Dessa maneira, a proibição é valida para policiais civis, federais, rodoviários federais e integrantes do Corpo de Bombeiros, entre outras carreiras ligadas diretamente à segurança pública. O direito de se associar a sindicatos fica mantido a essas careiras.
A decisão foi tomada no julgamento de um recurso extraordinário do estado de Goiás, que questionou a legalidade de uma greve de policiais civis, e vale para todas as instâncias do Judiciário.
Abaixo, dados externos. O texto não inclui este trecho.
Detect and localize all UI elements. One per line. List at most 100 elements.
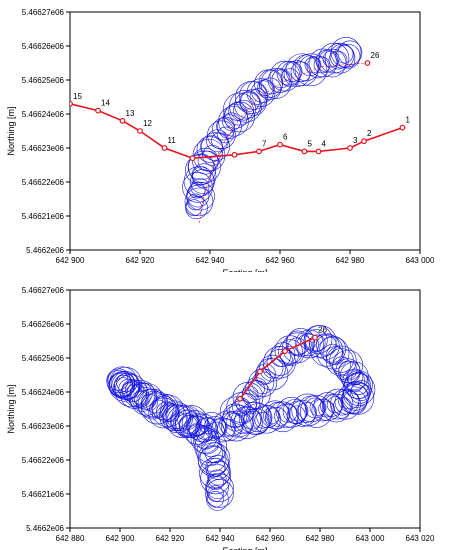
point-label: 12 [143,119,152,128]
error-circle [300,333,317,350]
track-point [364,60,371,66]
error-circle [287,400,309,422]
x-tick-label: 642 900 [106,534,135,543]
track-point [312,334,318,341]
y-tick-label: 5.46622e06 [22,178,65,187]
track-point [119,117,126,124]
error-circle [318,400,335,418]
error-circle [149,399,168,419]
error-circle [177,409,199,430]
x-tick-label: 642 940 [206,534,235,543]
x-axis-label: Easting [m] [222,546,267,550]
error-circle [222,403,248,429]
error-circle [248,368,278,398]
error-circle [197,412,226,441]
error-circle [108,370,140,402]
error-circle [271,69,291,89]
error-circle [254,69,283,99]
error-circle [140,391,174,425]
error-circle [322,388,354,420]
x-tick-label: 642 940 [196,256,225,265]
y-tick-label: 5.46626e06 [22,320,65,329]
error-circle [199,417,217,434]
error-circle [166,405,200,438]
error-circle [239,91,260,112]
error-circle [243,403,273,432]
error-circle [182,172,213,203]
error-circle [181,410,209,437]
error-circle [207,491,224,508]
error-circle [260,68,292,99]
track-point [399,124,406,131]
error-circle [206,476,229,499]
error-circle [295,329,324,359]
y-axis-label: Northing [m] [6,384,16,433]
error-circle [233,99,254,121]
error-circle [217,126,234,144]
error-circle [321,393,351,423]
y-tick-label: 5.46625e06 [22,76,65,85]
track-point [137,128,143,134]
point-label: 2 [367,129,372,138]
error-circle [203,416,227,439]
error-circle [228,102,247,121]
error-circle [330,36,362,68]
x-tick-label: 642 920 [156,534,185,543]
error-circle [220,410,252,442]
plot-frame [69,11,421,251]
point-label: 1 [406,116,411,125]
bottom-chart: 642 880 642 900 642 920 642 940 642 960 642 9… [6,286,435,550]
error-circle [316,335,337,356]
error-circle [310,333,343,367]
error-circle [175,405,208,438]
error-circle [188,181,206,199]
track-line [239,336,316,400]
error-circle [188,150,221,184]
point-label: 6 [283,133,288,142]
error-circle [107,370,129,391]
error-circle [130,382,163,416]
error-circle [296,333,320,357]
error-circle [161,403,181,423]
error-circle [183,166,215,197]
error-circle [325,345,357,377]
error-circle [283,60,311,88]
error-circle [263,346,296,379]
error-circle [346,372,370,395]
error-circle [151,395,177,421]
point-label: 15 [73,92,82,101]
error-circle [313,392,343,421]
error-circle [207,120,236,150]
point-label: 14 [101,99,110,108]
track-point [95,107,101,114]
error-circle [221,404,255,438]
point-label: 13 [126,109,135,118]
error-circle [204,442,226,463]
track-point [189,155,196,162]
y-tick-label: 5.46624e06 [22,388,65,397]
error-circle [257,79,274,97]
x-tick-label: 642 920 [126,256,155,265]
error-circle [134,386,157,410]
error-circle [159,402,179,422]
y-tick-label: 5.46627e06 [22,8,65,17]
error-circle [241,408,262,430]
track-point [361,138,367,145]
track-point [347,145,353,151]
error-circle [234,91,261,119]
y-tick-label: 5.46621e06 [22,490,65,499]
error-circle [246,78,276,107]
error-circle [294,53,328,87]
point-label: 5 [308,139,313,148]
error-circle [263,407,280,425]
error-circle [122,382,139,399]
point-label: 4 [322,139,327,148]
y-tick-label: 5.46624e06 [22,110,65,119]
error-circle [341,382,375,415]
error-circle [285,330,311,356]
error-circle [346,368,364,386]
error-circle [191,163,217,189]
error-circle [309,399,327,416]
No julgamento, prevaleceu o entendimento do ministro Alexandre de Moraes, para quem o interesse público na manutenção da segurança e da paz social deve estar acima do interesse de determinadas categorias de servidores públicos.
“O Estado não faz greve. O Estado em greve é um Estado anárquico, e a Constituição não permite isso”, afirmou o ministro Alexandre de Moraes.
Repercussão Geral
A repercussão geral é um requisito de admissibilidade do recurso extraordinário perante o Supremo Tribunal Federal do Brasil. Foi incluído no ordenamento jurídico brasileiro pela Emenda Constitucional 45 de 2004, conhecida como a “Reforma do Judiciário”.